“There is nothing radical in what we’re discussing,” journalist and climate change activist Bill McKibben said before a crowd of nearly 1,000 at the University of California Los Angeles last night. “The radicals work for the oil companies.”
Taken on its own, a statement like that would likely sound hyperbolic to most Americans—fodder for a sound bite on Fox News. Anyone who saw McKibben’s lecture in full, however, would know he was not exaggerating.

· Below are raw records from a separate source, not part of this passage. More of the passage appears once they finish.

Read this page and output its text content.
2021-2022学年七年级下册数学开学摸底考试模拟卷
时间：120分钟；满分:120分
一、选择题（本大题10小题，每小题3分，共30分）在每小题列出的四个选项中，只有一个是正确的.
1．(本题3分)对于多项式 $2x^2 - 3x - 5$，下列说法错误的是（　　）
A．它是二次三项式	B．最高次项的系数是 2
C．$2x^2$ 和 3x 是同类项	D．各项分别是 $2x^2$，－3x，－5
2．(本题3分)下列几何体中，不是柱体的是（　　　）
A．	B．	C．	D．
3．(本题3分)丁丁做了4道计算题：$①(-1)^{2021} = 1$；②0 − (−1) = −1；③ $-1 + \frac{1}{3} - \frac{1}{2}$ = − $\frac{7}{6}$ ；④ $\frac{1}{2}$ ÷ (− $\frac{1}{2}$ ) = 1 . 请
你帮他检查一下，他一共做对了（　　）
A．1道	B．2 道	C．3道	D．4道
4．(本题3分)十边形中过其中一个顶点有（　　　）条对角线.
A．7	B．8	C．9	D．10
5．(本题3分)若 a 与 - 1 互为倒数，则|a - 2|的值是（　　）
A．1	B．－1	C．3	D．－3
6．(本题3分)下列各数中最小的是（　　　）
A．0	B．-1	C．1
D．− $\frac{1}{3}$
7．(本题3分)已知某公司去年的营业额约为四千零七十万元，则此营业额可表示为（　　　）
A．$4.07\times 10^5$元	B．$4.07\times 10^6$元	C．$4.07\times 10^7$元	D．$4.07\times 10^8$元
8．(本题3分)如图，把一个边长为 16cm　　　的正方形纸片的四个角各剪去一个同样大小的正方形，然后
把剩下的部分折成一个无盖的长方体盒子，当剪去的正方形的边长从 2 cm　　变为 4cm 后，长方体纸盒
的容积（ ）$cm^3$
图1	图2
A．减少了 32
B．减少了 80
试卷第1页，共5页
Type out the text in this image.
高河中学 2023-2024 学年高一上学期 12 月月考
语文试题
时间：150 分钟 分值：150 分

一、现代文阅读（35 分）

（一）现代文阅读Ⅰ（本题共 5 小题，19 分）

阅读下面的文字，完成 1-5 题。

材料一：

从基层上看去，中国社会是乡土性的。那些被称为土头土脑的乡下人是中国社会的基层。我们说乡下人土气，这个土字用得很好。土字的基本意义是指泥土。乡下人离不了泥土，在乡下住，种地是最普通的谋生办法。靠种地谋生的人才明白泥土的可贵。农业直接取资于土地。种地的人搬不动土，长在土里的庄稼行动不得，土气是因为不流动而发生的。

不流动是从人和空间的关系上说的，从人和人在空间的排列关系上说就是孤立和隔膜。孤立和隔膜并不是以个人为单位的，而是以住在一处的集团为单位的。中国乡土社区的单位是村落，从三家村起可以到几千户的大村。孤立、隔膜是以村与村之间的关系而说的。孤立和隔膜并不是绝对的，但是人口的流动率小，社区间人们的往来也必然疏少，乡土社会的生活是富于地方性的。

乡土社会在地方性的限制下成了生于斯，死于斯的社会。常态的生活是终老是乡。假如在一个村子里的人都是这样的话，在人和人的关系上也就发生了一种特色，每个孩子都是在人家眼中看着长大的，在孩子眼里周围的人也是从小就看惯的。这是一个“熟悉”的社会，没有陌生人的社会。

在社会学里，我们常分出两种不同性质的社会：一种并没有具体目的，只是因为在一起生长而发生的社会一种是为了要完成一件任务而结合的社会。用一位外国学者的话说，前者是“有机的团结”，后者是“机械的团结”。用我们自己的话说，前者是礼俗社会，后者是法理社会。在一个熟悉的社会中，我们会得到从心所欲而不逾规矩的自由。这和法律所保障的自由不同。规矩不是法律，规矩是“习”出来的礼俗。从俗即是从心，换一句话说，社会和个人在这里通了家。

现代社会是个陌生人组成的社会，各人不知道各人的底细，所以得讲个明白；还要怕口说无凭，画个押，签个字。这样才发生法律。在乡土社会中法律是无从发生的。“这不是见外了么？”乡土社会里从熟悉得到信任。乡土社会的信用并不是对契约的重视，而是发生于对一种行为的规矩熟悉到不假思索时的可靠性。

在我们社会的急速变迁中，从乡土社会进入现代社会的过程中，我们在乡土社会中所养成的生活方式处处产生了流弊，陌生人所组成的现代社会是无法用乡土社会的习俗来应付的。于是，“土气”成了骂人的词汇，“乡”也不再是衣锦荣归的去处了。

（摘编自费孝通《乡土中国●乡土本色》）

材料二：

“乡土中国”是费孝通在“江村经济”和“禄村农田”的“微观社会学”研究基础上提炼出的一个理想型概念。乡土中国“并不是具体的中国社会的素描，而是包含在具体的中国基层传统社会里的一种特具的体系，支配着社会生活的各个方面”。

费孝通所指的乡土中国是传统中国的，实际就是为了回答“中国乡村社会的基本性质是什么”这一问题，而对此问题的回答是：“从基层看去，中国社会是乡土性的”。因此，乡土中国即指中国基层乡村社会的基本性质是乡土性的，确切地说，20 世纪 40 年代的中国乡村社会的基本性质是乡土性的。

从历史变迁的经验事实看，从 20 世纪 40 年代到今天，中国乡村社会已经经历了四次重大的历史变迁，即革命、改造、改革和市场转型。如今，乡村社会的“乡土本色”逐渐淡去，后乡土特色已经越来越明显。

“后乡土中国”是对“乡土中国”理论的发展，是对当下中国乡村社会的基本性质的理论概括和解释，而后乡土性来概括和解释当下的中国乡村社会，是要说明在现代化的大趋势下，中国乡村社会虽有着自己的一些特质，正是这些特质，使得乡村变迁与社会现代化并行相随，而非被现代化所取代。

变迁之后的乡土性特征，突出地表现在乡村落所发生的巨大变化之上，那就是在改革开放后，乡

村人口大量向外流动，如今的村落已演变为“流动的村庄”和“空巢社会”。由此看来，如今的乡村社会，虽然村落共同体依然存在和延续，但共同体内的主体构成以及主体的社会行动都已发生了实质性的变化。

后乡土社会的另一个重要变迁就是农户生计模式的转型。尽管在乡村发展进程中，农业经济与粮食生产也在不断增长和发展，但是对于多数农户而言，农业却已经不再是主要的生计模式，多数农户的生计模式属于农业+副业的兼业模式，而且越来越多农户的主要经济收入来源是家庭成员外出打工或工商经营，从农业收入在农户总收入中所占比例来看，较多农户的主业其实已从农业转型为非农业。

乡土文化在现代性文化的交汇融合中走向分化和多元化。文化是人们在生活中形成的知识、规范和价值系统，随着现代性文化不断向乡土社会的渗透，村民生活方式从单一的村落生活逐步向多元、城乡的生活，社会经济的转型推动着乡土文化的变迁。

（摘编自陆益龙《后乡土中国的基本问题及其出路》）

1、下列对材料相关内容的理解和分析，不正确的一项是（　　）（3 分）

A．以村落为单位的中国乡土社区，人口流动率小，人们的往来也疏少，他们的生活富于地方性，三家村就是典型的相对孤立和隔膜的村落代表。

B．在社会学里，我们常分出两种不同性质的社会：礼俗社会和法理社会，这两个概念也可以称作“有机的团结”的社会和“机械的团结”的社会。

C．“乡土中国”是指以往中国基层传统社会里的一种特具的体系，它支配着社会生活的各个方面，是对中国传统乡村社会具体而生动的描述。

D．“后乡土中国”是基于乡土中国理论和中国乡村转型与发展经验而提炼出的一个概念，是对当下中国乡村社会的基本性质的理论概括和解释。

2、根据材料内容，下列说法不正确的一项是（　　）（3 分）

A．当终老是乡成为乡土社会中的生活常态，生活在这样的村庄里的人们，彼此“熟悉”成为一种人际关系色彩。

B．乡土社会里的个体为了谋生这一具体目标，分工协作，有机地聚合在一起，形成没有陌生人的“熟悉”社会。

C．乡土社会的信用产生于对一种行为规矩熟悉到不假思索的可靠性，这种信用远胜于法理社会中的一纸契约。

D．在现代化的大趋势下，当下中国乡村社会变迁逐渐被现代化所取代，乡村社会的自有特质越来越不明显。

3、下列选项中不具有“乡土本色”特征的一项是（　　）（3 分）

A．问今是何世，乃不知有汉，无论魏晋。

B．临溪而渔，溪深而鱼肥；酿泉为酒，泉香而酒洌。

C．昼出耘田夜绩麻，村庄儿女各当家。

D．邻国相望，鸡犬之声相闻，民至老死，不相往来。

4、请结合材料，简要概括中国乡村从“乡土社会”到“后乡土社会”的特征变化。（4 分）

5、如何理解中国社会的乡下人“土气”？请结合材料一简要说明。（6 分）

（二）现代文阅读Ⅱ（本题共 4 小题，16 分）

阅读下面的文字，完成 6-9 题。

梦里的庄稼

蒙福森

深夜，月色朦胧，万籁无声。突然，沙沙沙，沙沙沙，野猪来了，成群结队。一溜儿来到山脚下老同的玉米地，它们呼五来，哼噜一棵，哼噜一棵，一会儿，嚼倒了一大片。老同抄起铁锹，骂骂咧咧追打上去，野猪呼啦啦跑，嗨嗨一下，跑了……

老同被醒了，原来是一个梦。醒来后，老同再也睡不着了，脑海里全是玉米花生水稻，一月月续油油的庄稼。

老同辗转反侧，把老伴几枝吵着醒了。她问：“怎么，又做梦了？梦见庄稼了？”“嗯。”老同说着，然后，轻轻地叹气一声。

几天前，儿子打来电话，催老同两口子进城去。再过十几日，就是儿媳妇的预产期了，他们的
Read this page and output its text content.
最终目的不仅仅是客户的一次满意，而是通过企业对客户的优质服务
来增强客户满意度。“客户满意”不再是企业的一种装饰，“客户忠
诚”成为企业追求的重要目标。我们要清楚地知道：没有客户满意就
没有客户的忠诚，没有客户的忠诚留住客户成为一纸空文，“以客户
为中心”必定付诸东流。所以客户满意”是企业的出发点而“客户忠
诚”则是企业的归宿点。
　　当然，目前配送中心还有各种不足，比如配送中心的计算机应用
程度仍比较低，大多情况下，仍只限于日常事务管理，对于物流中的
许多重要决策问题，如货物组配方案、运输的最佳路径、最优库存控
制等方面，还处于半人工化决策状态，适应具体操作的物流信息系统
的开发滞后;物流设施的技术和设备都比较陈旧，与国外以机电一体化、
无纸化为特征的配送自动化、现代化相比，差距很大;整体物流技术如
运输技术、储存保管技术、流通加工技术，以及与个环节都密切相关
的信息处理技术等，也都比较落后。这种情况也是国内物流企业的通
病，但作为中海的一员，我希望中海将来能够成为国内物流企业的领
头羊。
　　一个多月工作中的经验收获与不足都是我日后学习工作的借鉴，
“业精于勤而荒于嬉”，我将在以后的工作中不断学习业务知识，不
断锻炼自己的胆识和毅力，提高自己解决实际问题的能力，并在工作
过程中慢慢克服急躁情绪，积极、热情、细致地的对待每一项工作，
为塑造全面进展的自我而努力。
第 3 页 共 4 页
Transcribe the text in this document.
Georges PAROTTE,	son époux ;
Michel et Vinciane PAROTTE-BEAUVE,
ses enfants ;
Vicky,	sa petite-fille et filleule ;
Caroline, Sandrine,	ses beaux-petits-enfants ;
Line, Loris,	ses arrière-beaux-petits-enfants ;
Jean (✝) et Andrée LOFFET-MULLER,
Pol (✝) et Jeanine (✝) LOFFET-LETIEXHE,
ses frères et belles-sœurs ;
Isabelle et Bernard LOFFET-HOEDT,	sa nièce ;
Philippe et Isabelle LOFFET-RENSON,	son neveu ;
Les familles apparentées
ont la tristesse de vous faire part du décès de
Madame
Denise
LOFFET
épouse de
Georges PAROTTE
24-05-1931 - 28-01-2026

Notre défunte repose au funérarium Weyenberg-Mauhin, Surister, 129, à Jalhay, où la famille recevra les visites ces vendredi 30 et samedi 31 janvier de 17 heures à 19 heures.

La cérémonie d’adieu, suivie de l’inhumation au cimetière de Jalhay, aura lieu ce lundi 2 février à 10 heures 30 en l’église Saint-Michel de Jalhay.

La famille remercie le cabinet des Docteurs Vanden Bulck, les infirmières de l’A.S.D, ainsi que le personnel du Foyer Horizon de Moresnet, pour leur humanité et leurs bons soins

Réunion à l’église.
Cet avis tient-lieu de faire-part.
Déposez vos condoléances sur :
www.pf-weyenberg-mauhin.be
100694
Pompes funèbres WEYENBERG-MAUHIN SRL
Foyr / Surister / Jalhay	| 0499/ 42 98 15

McKibben was in Los Angeles as part of his nationwide “Do the Math” tour. Based on a recent article of his in Rolling Stone, (“The one with Justin Bieber on the cover,” McKibben joked) the event is essentially a lecture circuit based on a single premise: climate change is simple math—and the numbers do not look good. If immediate action isn’t taken by global leaders: “It’s game-over for the planet.”
The math, McKibben explained, works like this. Global leaders recently came to an international agreement based on the scientific understanding that a global temperature raise of 2°C would have “catastrophic” consequences for the future of humanity. In order to raise global temperatures to this catastrophic threshold, the world would have to release 565 gigatons of carbon dioxide into the atmosphere. Here’s the problem: Fossil fuel companies currently have 2,795 gigatons of carbon dioxide in their fuel reserves—and their business model depends on that fuel being sold and burned. At current rates of consumption, the world will have blown through its 565-gigaton threshold in 16 years.
To prevent the end of the world as we know it, it will require no less than the death of the most profitable industry in the history of humankind.
“As of tonight,” McKibben said, “we’re going after the fossil fuel industry.”
Obviously no easy task. The oil industry commands annual profits of $137 billion and the political power to match. As McKibben noted, “Oil companies follow the laws because they get to write them.”
However, there are some numbers on McKibben’s side. Recent polling data shows 74 percent of Americans now believe in climate change, and 68 percent view it as dangerous. The problem environmental activists are facing is in converting those favorable polling numbers into grassroots action.
Enter “Do the Math.”
Using McKibben’s popularity as an author, organizers are turning what would otherwise be a lecture circuit into a political machine. Before rolling into town, Do the Math smartly organizes with local environmental groups. Prior to McKibben’s lecture, these groups are allowed to take the stage and talk about local initiatives that need fighting. Contact information is gathered to keep the audience updated on those efforts. Instead of simply listening to McKibben, as they perhaps intended, the audience has suddenly become part of their local environmental movement.
It’s a smart strategy, and an essential one—because the problem of climate change is almost exclusively a political in nature. Between renewable energy and more efficient engineering, the technology already exists to stave off catastrophic global warming. Though its application is lagging in the United States, it is being employed on a mass scale in other countries. In socially-stratified China, with its billion-plus population and tremendous wealth inequalities, 25 percent of the country still manages to use solar arrays to heat its water. Germany—Europe’s economic powerhouse—in less than a decade, has managed to get upwards of half of its energy from sustainable sources.
The same can happen here in America—provided we have the will to make it happen. McKibben says the key to realizing that goal is to battle the lifeblood of the fossil fuel industry—its bottom line.
To start, he’s calling for an immediate global divestment from fossil fuel companies. “We’re asking that people who believe in the problem of climate change to stop profiting from it. Just like with divestment movement in South Africa over apartheid, we need to eliminate the oil companies veneer of respectability.”
In conjunction with the divestment regimen, continued protests against unsustainable energy projects will also be crucial. McKibben will be in Washington, D.C. on November 18 to lead a mass rally against climate change and the Keystone Pipeline. “We can no longer just assume that President Obama is going to do everything he promised during his campaign. We need to push him.”
“I don’t know if we’re going to win. But I do know we’re going to fight.”